Love Is Blind creator claps back at criticism over season eight having the whitest cast ever
Let’s be honest, there aren’t a ton of Love Is Blind memes about literally everyone on the season eight cast looking the same for no reason, and it’s been proven that this season is the whitest we’ve had yet.
During the first seven seasons of Love Is Blind, about 50 per cent of the overall cast weren’t white but season eight has cut that down to just 30 per cent.
The lack of diversity on the Netflix show hasn’t gone unnoticed by viewers, however, the creator of Love Is Blind season eight, Coelen, has defended the overwhelming whiteness of the cast.

They told Entertainment Weekly: “Well, the show casts itself. We put people in the pods, and you try to have a very diverse group of people in lots of different ways [at the start]. And then the people who get engaged are the people who get engaged.
“The people who fall in love are the people who fall in love. If you’re sort of trying to tick a box, there were lots of people who were in the group coming into the pods who ultimately just didn’t find their person and who we didn’t choose to [follow].”
Coelen added that if a cast member does connect with anyone in the pods they won’t feature in an episode, explaining: “It’s like [how] we chose to tell the Madison-Meg-Mason-Alex story because it felt really worthwhile telling.

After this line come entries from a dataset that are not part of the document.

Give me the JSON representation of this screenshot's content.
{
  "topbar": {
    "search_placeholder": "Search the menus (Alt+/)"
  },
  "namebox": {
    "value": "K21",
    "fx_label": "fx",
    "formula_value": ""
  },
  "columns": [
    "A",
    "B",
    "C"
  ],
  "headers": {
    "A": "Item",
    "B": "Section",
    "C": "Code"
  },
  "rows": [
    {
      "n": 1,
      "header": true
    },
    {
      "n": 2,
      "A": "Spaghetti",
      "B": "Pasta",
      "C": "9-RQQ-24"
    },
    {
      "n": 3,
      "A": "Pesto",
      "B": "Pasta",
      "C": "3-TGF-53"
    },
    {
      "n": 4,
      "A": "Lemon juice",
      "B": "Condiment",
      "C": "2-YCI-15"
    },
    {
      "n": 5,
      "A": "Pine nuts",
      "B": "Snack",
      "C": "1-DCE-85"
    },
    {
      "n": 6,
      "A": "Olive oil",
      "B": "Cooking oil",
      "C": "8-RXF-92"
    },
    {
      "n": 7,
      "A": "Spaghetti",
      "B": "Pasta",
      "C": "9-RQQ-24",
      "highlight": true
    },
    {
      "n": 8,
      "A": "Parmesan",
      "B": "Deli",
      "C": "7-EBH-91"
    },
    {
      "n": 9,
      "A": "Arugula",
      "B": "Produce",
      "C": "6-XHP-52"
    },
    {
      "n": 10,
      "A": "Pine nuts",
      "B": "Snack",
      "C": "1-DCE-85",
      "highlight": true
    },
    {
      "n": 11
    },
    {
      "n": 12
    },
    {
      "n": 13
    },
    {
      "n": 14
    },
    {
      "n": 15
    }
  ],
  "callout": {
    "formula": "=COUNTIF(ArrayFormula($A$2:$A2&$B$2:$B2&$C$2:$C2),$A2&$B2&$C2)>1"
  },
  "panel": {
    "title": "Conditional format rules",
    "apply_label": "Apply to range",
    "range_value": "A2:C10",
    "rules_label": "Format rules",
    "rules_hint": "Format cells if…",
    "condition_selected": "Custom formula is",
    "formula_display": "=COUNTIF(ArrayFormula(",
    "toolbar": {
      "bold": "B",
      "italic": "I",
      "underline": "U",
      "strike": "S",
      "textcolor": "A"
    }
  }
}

“There are 32 stories times however many people each person dates. So if each person starts off dating 16 people, do the math, that’s, I don’t know, close to 1,000 stories? Something like that. And you can only tell so many of them.”

The creator continued: “We always, always, always strive to seed the pods for the greatest possible success, and within that, diversity of not only ethnicity or race, but backgrounds, and financial status, and body types and looks and all that stuff.
You’re less concerned about that, to be honest, than just trying to have a group of people that you hope are somewhat compatible and then seeing what happens. And like I said, then they cast the show for us.
“We don’t decide, ‘Oh, this is a good couple. That’s a good couple.’ We don’t steer it in any way. They figure it out on their own.”